The competing and conflicting interests of communities, who want to protect their cultural heritage and communities and appropriate or even destroy them, collide. The story of Aalast festival and its appearance and disappearance from the UNESCO heritage list may serve as an example here. Yet, through semiotic accumulation, evolution and confrontation, there may be different interdisciplinary paths leading to different truths, to tensions (contestation and/or negotiation), and applications of significance. We should then investigate these transmitted values, discourses over time and space:
“Heritage is no longer cold stones or the glass separating us from exhibits in a museum. It is also the village lavoir, the little country church, local dialects, the charm of family photos, skills and techniques, language, written and oral tradition, humble architectures […] Cultural heritage embraces everything that human effort has left us during the course of history, music, dance and song, literature and folk customs, paintings and archives – in short, everything that bears witness to humanity down the path of time” (French Minister for Culture and Communication Jean-Philippe Lecat quoted in [6: p. 211]).
Accordingly, heritage is a process not only of sign-meaning and sign-making but also of sign-confrontation, which needs cultural mediation—i.e. “cultural process” [8].
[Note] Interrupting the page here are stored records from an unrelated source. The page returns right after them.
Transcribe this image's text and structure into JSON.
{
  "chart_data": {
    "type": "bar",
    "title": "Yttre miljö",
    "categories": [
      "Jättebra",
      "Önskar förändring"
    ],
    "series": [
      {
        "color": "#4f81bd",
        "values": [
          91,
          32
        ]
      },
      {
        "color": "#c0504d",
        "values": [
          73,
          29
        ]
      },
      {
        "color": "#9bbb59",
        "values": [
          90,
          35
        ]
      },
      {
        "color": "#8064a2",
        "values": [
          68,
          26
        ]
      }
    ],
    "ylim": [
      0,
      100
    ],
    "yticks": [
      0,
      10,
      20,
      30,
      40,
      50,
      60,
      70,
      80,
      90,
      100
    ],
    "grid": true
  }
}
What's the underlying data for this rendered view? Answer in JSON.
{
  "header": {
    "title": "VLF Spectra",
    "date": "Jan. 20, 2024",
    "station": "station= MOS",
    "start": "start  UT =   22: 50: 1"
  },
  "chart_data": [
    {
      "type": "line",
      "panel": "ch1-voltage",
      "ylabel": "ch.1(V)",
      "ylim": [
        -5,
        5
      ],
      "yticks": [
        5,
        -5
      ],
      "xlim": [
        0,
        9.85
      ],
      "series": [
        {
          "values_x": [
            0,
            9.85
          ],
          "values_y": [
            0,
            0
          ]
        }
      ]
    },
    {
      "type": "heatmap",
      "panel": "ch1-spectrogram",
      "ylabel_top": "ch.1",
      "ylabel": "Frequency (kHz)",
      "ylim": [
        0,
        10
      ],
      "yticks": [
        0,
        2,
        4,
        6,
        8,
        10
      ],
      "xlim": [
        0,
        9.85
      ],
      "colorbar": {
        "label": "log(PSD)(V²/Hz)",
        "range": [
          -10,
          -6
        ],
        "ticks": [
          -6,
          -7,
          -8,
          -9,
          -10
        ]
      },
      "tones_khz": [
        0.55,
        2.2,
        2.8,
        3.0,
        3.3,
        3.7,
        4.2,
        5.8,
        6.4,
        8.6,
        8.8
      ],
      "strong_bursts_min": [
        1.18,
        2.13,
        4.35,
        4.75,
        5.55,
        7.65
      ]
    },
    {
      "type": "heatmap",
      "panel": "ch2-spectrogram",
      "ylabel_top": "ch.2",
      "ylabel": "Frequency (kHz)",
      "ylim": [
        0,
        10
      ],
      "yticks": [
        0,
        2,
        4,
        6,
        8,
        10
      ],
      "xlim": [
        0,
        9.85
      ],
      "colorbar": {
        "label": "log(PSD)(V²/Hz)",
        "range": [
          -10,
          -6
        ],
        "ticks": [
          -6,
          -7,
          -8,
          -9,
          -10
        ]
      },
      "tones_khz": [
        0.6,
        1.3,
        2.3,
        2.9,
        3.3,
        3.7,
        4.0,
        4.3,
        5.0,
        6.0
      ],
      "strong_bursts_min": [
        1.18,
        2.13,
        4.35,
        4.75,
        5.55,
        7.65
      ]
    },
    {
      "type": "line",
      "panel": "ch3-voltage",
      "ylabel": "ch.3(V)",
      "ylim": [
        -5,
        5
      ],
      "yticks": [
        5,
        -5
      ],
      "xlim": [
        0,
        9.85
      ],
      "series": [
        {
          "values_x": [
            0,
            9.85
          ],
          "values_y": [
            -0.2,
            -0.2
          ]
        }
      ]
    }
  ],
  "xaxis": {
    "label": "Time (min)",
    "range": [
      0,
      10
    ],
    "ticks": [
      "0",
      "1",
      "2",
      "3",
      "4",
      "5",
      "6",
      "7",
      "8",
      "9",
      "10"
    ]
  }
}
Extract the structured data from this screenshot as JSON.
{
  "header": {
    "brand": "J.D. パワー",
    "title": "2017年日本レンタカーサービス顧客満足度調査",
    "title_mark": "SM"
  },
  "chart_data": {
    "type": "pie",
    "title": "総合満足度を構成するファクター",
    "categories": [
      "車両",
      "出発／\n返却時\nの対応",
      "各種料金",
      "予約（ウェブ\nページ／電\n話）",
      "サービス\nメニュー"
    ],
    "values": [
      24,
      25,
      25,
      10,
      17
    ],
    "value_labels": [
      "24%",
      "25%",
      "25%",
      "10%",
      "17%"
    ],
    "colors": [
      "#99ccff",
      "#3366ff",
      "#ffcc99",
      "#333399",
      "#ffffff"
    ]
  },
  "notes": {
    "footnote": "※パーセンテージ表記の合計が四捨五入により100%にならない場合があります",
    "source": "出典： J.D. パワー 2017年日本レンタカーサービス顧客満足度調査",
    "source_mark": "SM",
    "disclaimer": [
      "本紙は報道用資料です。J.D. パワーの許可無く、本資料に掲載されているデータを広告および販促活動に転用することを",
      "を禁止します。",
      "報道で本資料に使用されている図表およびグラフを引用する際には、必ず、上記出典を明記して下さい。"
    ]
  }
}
A cultural process that engages with acts of remembering that work to create ways to understand and engage with the present, and the sites themselves are cultural tools that can facilitate, but are not necessarily vital, for this process [8: p. 44].
In this special issue, the authors focus on theoretical problems of transmitting and protecting cultural heritage. They highlight a social stratification in transmitting, preserving and conserving cultural heritage among others, showing that liberalism and communitarianism are frequently exclusive. The second group of papers, focusing on heritage and postcolonialism, deals with the right for the preservation and conservation of a people’s memory and legal frameworks at national and international levels enabling or hindering such protection. The third category of papers is devoted to the notions of heritage and culture and their evolution. The authors aim at answering the question: How cultural heritage is interpreted within legal settings or international legal framework from temporality and spatiality? The last four papers focus on the problems connected with the transmission of heritage and the interactions between cultural heritage and human rights within the diversity and tolerance within socio-legal contexts. As it turns out the new narratives are created by communities to diminish the value of some types of heritage despite their collective and cultural values. The narratives are far from being objective and frequently deny the tangible and intangible heritage the right for protection solely on the grounds of being contrary to modern life styles. The cognitive and symbolic aspects of Cultural heritage pervading through different temporal and spatial parameters are disregarded or even boycotted. This shift in understanding and interpreting cultural heritage from one space to another leads to censorship of some types of heritage. Therefore, the question may be posed about the relationship between law and “heritage” (tangible or intangible elements) and the role of law in protection of cultural heritage. In an objective way, it may be preserved for future generations that may follow a different path of assessing the shared collective and/or cultural memory of their predecessors.